Context: Barriers to cervical cancer screening (Pap tests) may exist for women experiencing schizophrenia.
Design: This study analyzed healthcare records of all women in the province of Manitoba, Canada to: (a) compare cervical cancer screening rates of women with and without schizophrenia; and (b) determine factors associated with screening uptake.
Setting: This study took place in Manitoba, Canada, utilizing anonymized universal administrative data in the Population Health Research Data Repository at the Manitoba Centre for Health Policy.
Participants: All females aged 18-69 living in Manitoba December 31, 2002, excluding those diagnosed with invasive or in situ cervical cancer in the study period or previous 5 years.
Main outcome: To determine factors associated with Papanicolaou (Pap) test uptake (1+ Pap test in 3 years, 2001/02-2003/04), logistic regression modeling included: diagnosis of schizophrenia, age, region, average household income, continuity of care (COC), presence of major physical comorbidity. Good COC was defined as at least 50% of ambulatory physician visits from the same general/family practitioner within two years.

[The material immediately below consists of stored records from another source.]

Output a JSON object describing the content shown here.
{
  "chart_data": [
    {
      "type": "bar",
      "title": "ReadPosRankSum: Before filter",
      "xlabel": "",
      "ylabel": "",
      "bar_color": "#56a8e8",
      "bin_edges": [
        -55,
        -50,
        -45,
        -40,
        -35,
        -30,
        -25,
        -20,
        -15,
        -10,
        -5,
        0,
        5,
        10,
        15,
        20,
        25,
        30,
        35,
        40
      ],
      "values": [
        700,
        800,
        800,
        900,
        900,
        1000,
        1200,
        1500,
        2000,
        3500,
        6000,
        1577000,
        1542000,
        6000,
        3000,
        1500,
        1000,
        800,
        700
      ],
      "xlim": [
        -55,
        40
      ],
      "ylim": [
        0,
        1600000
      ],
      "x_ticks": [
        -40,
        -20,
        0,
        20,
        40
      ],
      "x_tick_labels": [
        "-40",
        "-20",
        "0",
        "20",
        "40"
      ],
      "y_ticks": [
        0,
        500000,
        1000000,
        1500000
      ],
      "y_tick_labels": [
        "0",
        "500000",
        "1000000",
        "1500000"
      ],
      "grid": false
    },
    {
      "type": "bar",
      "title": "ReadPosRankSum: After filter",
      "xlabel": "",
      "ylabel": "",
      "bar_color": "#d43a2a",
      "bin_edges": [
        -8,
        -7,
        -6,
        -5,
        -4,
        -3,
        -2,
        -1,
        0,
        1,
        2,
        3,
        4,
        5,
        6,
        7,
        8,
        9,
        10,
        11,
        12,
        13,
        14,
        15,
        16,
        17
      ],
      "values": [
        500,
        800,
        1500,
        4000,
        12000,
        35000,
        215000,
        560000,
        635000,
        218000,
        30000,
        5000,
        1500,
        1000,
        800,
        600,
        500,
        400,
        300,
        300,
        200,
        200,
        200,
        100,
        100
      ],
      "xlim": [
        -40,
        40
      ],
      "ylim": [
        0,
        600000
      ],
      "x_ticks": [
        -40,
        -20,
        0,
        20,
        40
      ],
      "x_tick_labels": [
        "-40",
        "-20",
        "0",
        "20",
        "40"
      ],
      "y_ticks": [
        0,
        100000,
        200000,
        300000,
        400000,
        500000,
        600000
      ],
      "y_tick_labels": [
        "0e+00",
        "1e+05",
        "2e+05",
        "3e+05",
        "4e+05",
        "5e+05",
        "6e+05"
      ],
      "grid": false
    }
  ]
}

Results: Women with schizophrenia (n=3220) were less likely to have a Pap test (58.8% vs. 67.8%, p<.0001) compared to all other women (n=335 294). In the logistic regression, a diagnosis of schizophrenia (aOR=0.70, 95% CI 0.65-0.75); aged 50+, and living in a low-income area or the North decreased likelihood; good continuity of care (aOR 1.88, 95% CI 1.85-1.91) and greater physical comorbidity (1.21, 95% CI 1.04-1.41) increased likelihood.
Conclusion: Women with schizophrenia are less likely to receive appropriate cervical cancer screening. Since good continuity of care by primary care physicians may mitigate this, psychiatrists should consider assisting in ensuring screening uptake.